Bar Models and Ratios
Lesson 6 of 21
Objective: SWBAT use bar models to represent and solve scenarios involving two or more ratios.
Finish in 6 minutes with at least 80% correct to earn 2 achievement points**
For this task, students will enter their answers into clickers, which speeds up the checking process to determine which students earned the extra points. I am walking around the room during these 6 minutes helping students and motivating them to stay on task.
I expect the most commonly missed answers to be #1 and #4. My students are still making errors when multiplying or dividing rational numbers. This is a skill I continue to work toward remediating with the appropriate students.
** I am using the Online Stopwatch to provide a visual timer for students.
Any red font included in the Class Notes - Bar Models and Rates resource is meant to be copied off the board by students.
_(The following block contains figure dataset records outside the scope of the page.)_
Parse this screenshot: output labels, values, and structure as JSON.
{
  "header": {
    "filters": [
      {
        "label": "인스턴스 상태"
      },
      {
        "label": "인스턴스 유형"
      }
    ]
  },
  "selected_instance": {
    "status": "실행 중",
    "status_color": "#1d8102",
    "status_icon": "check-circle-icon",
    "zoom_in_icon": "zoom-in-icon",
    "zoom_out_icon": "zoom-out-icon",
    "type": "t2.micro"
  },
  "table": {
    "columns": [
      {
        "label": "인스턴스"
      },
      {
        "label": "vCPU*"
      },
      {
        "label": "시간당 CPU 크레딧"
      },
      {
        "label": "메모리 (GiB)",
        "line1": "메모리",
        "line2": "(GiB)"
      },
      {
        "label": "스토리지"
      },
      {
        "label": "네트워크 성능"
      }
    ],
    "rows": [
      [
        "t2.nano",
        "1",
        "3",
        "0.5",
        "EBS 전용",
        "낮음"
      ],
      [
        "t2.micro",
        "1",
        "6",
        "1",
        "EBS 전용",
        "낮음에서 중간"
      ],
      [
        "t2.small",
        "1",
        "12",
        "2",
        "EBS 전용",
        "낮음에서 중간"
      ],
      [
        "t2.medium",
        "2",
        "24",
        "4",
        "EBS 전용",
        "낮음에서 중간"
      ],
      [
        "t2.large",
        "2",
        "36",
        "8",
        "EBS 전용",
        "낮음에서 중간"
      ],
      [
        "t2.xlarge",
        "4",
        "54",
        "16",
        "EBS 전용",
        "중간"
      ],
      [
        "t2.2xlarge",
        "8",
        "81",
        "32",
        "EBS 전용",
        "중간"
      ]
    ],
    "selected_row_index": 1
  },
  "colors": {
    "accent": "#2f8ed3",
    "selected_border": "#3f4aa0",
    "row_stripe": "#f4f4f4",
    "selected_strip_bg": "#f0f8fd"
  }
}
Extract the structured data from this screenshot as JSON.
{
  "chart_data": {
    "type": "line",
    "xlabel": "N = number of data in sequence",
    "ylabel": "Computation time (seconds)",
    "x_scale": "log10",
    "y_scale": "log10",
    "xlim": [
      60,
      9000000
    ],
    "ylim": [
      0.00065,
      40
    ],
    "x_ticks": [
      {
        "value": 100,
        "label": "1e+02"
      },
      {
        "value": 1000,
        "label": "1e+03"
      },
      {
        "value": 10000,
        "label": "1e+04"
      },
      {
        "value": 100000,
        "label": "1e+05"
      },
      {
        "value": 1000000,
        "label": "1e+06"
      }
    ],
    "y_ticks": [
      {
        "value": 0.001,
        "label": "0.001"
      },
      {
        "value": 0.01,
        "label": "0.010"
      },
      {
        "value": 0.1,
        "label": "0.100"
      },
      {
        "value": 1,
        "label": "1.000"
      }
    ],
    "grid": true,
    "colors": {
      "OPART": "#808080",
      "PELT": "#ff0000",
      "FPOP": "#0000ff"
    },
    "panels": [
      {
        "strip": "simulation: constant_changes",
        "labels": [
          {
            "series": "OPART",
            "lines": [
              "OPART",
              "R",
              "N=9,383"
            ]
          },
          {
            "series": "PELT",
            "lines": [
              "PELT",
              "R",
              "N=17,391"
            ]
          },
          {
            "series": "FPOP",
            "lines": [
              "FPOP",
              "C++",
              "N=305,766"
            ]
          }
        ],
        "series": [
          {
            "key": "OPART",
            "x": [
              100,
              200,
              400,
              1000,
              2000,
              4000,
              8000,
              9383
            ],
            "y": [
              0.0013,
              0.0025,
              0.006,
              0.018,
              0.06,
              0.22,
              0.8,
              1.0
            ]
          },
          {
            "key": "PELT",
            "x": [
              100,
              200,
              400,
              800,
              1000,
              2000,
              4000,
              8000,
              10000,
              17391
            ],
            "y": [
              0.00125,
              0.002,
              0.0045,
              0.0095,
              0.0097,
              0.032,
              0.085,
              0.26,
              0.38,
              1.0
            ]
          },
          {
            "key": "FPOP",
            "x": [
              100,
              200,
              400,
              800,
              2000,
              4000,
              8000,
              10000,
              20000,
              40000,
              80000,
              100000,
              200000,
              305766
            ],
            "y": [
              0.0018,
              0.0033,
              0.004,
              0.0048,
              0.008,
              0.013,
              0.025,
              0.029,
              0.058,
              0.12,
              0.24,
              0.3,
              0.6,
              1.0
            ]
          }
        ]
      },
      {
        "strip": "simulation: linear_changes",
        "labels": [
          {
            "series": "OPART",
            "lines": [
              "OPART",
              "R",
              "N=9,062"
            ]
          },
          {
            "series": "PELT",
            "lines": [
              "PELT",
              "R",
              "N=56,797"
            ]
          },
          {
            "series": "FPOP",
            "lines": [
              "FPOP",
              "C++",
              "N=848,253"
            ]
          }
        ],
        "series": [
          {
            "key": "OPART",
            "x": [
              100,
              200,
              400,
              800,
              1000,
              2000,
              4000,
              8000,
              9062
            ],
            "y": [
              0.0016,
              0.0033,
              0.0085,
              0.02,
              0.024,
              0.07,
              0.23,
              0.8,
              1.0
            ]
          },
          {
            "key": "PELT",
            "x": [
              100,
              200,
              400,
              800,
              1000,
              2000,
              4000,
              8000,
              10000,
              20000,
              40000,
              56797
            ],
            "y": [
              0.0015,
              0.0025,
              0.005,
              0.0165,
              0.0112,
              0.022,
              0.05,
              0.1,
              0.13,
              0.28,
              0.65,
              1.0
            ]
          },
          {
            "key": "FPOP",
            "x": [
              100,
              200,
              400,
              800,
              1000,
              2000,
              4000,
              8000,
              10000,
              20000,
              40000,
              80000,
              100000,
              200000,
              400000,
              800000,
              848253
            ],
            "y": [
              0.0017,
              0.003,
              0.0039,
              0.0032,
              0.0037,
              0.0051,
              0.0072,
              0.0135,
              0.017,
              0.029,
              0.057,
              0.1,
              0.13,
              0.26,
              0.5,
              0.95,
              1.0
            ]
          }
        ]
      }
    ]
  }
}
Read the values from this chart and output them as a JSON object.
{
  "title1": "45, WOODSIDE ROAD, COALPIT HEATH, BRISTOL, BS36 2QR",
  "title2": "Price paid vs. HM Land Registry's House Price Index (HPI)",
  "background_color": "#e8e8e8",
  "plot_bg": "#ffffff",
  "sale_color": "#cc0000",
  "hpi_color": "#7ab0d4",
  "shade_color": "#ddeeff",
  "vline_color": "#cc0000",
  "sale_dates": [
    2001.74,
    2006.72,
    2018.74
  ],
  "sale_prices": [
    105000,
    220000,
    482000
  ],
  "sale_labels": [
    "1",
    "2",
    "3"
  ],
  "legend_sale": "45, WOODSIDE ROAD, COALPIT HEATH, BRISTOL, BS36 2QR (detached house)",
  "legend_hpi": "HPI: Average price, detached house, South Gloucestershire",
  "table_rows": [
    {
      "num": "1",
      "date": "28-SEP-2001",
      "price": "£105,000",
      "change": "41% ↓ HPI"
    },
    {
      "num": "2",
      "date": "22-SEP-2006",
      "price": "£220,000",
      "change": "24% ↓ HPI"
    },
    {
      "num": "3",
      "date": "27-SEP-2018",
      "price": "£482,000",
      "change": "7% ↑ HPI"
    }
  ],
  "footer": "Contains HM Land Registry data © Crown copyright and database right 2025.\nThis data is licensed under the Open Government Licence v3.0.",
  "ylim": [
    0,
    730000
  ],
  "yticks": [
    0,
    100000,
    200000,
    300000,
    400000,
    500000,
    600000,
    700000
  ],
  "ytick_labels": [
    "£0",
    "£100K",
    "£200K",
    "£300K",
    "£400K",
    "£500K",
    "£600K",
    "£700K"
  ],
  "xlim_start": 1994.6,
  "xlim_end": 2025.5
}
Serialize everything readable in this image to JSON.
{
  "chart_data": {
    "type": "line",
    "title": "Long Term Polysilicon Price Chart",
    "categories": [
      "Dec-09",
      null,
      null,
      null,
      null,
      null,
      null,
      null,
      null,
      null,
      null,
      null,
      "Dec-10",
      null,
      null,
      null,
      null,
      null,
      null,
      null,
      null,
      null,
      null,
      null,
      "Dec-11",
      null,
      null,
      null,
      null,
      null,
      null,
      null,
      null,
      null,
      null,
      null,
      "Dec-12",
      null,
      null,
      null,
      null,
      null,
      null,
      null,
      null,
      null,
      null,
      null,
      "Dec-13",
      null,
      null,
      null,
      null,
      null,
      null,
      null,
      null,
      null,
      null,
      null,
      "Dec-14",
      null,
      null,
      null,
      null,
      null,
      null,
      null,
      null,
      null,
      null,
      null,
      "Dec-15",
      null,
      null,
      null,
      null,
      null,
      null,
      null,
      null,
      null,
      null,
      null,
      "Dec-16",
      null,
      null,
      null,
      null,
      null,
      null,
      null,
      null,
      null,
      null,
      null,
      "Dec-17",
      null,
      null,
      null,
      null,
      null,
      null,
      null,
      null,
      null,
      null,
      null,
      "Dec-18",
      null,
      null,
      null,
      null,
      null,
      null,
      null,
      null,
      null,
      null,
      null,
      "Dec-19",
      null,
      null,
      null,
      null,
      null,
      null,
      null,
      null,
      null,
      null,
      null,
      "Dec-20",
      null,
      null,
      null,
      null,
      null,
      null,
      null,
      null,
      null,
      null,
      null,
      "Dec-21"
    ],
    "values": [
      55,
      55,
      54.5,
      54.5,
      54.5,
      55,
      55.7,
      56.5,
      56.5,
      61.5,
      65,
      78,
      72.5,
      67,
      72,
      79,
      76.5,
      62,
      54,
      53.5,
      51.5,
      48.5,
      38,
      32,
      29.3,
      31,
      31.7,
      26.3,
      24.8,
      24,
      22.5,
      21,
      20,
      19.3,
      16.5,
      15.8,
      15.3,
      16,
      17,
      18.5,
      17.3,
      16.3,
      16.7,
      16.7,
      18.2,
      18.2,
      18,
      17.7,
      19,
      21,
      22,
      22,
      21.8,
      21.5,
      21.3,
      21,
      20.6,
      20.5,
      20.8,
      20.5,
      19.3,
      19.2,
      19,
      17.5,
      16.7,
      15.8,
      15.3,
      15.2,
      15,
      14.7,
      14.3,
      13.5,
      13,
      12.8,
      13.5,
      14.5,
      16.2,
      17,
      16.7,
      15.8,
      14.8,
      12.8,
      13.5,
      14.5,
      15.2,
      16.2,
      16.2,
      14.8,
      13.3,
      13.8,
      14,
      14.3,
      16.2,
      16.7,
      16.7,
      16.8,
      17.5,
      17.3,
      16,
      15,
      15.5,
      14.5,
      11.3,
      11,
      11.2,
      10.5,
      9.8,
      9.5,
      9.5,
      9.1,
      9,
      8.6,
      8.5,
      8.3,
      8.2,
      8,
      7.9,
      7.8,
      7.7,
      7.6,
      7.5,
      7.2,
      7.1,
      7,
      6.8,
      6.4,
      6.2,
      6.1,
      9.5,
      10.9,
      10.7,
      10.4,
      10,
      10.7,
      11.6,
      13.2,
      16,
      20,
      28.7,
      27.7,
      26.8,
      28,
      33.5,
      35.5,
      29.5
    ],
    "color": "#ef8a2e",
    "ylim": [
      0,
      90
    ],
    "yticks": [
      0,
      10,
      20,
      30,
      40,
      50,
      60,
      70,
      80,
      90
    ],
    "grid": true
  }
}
For each example, I model for students how bar models help me visualize and solve this problem.
Students may also opt to use the larger drawings of the bar models on the back of the page. A common misconception is failing to see the boxes as parts of an entire unit, as well as being able to isolate information from the word problem to identify the quantities being compared and the question being asked. Thus, it is important to ensure all students write all information off the board and understand how to use this information to continue to study the concept.
Another common misunderstanding is the language behind fractions of a year (i.e. a quarter of a year is one fourth of the year). Again, it is important to push students to understand these concepts visually as shown on the back of the class notes paper.
After answering any student questions about the Do Now assignment, I distribute their Bar Models and Ratios Task for today. It is titled "Locations" as each set of questions is located in a different “setting” of the story. For example, the first set of 3 questions is set in a 6th grade class room where the ratio of boys to girls is 2 : 3. The questions asked must be answered using this information.
I also have 3 stations set up around the room. There is a station in the booths for the last location in the classwork: inside an M&M bag. There are baskets at the booths with different chip counters (or actual bowls of M&Ms?) students will be able to use as manipulatives to further visualize the problem. The 16 tables in the center of the room are divided into two groups. All students are asked to move so that they begin on the right hand side of the room, this is the first location. There are baskets at most tables with counting bears or other manipulatives with two distinct category colors (boys/girls). These manipulatives will hopefully help students further visualize the first setting. On the left side of the room I will have baskets with plastic toy farm animals also playing a role as a manipulative for the second location. Students will get to move to the next location by raising their hands with the correct work and answers on their papers.
I will most likely spend most of my time working with a small group of students as they move from station to station. This is a group of students that understands they must ask for help rather than expect me to know they need it. This is a big character piece I have been focusing on recently as I have a group of students that do not advocate for their needs under the fear that they are “bad” for not understanding.
In the closing I review the answers to the first 6 problems and ask students to complete the rest for homework.
When reviewing the answers I make sure to call on different students to explain the answers to those questions. Getting students to discuss the topic and describe the placement of the numbers within the boxes is important. Students discussing and defending their answers and the answers of others are in use of MP3.